1. Field of the Invention
The present invention relates to an array substrate for a liquid crystal display. More particularly, the present invention relates to an array substrate for a liquid crystal display and a method of fabricating the same.
2. Discussion of the Related Art
With the advent of a more information-oriented society, the field of display devices configured to process and display a large amount of information has rapidly developed. In particular, liquid crystal displays (LCDs) or organic light emitting diodes (OLEDs) have been developed as flat panel displays (FPDs) having excellent performance characteristics, such as a small thickness, light weight, and low power consumption, and has superseded conventional cathode-ray tubes (CRTs).
Among LCDs, an active matrix (AM)-type LCD including an array substrate having a TFT serving as a switching element capable of controlling on/off voltages of each of pixels may have excellent resolution and capability of embodying moving images.
Generally, the LCD is formed by fabricating an array substrate and a color filter substrate and interposing a liquid crystal layer between the array substrate and the color filter substrate.

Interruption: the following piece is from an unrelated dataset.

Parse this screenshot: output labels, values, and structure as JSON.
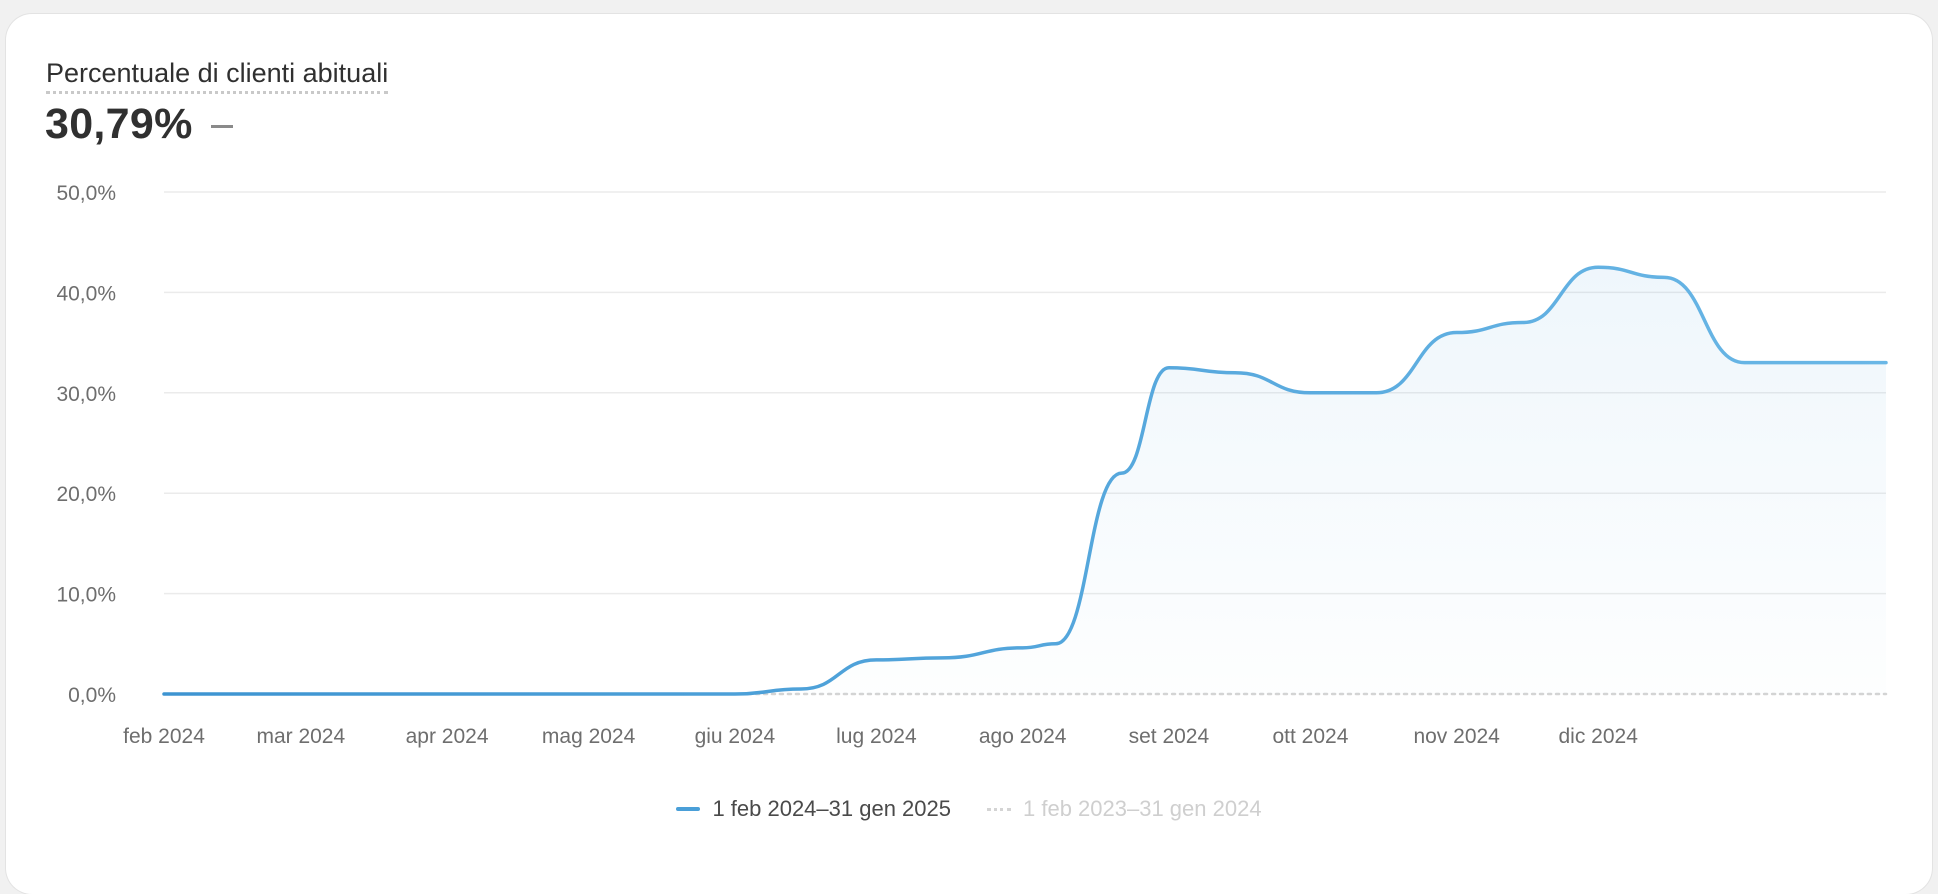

FIG. 1 is an exploded perspective view illustrating an LCD or an OLED according to the related art.
Referring to FIG. 1, an array substrate 10 and a color filter substrate 20 are attached to each other with a liquid crystal layer 30 therebetween. The array substrate 10 includes a plurality of gate lines 14 and a plurality of data lines 16 to define a plurality of pixel regions P on a first substrate 12. A thin film transistor T is formed at the crossing portion of the gate and data lines 14 and 16 and is connected to a pixel electrode 18 in the pixel region P.
The color filter substrate 20 includes a black matrix 25 corresponding to the gate and data lines 14 and 16 and the thin film transistor T and surrounding the pixel region P, a color filter layer 26 including red (R), green (G) and blue (B) 26a, 26b and 26c arranged in the respective pixel regions P, and a common electrode 28on the black matrix 25 and the color filter layer 26.

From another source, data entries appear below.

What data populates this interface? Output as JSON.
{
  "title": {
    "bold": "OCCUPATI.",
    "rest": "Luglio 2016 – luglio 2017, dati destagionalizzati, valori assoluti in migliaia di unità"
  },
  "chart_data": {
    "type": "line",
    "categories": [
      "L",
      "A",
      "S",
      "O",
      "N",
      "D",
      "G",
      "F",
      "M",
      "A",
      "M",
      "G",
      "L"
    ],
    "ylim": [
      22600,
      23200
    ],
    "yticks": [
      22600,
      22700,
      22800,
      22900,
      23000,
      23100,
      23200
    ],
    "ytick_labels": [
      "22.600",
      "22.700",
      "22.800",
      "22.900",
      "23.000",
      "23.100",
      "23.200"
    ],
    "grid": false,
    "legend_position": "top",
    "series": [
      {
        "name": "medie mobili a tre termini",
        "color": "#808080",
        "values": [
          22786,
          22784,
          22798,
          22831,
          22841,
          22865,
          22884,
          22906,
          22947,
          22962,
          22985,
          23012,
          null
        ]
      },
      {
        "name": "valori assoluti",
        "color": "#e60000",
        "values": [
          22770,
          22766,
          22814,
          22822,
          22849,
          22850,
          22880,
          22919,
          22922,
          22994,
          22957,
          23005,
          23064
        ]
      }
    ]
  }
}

Although not shown in the drawings, a sealant is formed between the array substrate 10 and the color filter substrate 20 to prevent leakage of liquid crystal, alignment layers are formed on inner surfaces of the array substrate 10 and the color filter substrate 20, respectively, and polarizers are located on outer surfaces of the array substrate 10 and the color filter substrate 20, respectively.
Moreover, a backlight unit is provided below the array substrate 10. A gate signal is sequentially supplied to the gate lines 14, then the corresponding thin film transistor T is turned on and a data signal is supplied to the data line 16 and then to the pixel electrode 18, and thus an electric field is produced between the pixel electrode 18 and the common electrode 28 to operate liquid crystal molecules of the liquid crystal layer 30, thereby displaying images.
FIG. 2 is a cross-sectional view illustrating an array substrate according to the related art.
Referring to FIG. 2, in the array substrate 10, a gate line (not shown) and a data line 16 cross each other to define a pixel region P, and a gate electrode 55 is formed in a switching region TrA of the pixel region P on a first substrate 11.
A gate insulating layer 58 is formed on the gate electrode 55, and a semiconductor layer 68 including an active layer 62 made of intrinsic amorphous silicon and an ohmic contact layer 66 made of impurity-doped amorphous silicon is formed on the gate insulating layer 58.
Source and drain electrodes 76 and 78 are spaced apart from each other and formed on the ohmic contact layer 66. The gate electrode 55, the gate insulating layer 58, the semiconductor layer 68 and the source and drain electrodes 76 and 78 form a thin film transistor Tr.
A passivation layer 82 is on the source and drain electrodes 76 and 78 and includes a drain contact hole 85 exposing the drain electrode 78. A pixel electrode 18 is formed on the passivation layer 82 in the pixel region P contacts the drain electrode 78 through the drain contact hole 85.
The gate line has a predetermined thickness and width, and the data line 16 has a predetermined thickness and width.
As the size of the LCD increases, the gate line and the data line become longer. This causes an increase of resistance in the signal line, and thus a signal delay occurs. Accordingly, signal deformation and operation defects are caused, and the display quality is degraded.
To prevent such a signal delay, the signal line is required to increase in thickness and/or width. However, in the case of an increase in width, aperture ratio is reduced. In the case of increase in thickness, a step portion becomes great, and this causes disconnection of a component over the signal line. Moreover, the step portion causes vacant space at sides of the signal line, insulation capability is degraded, and thus short-circuit between the signal line and a conductive component to be formed later may occur.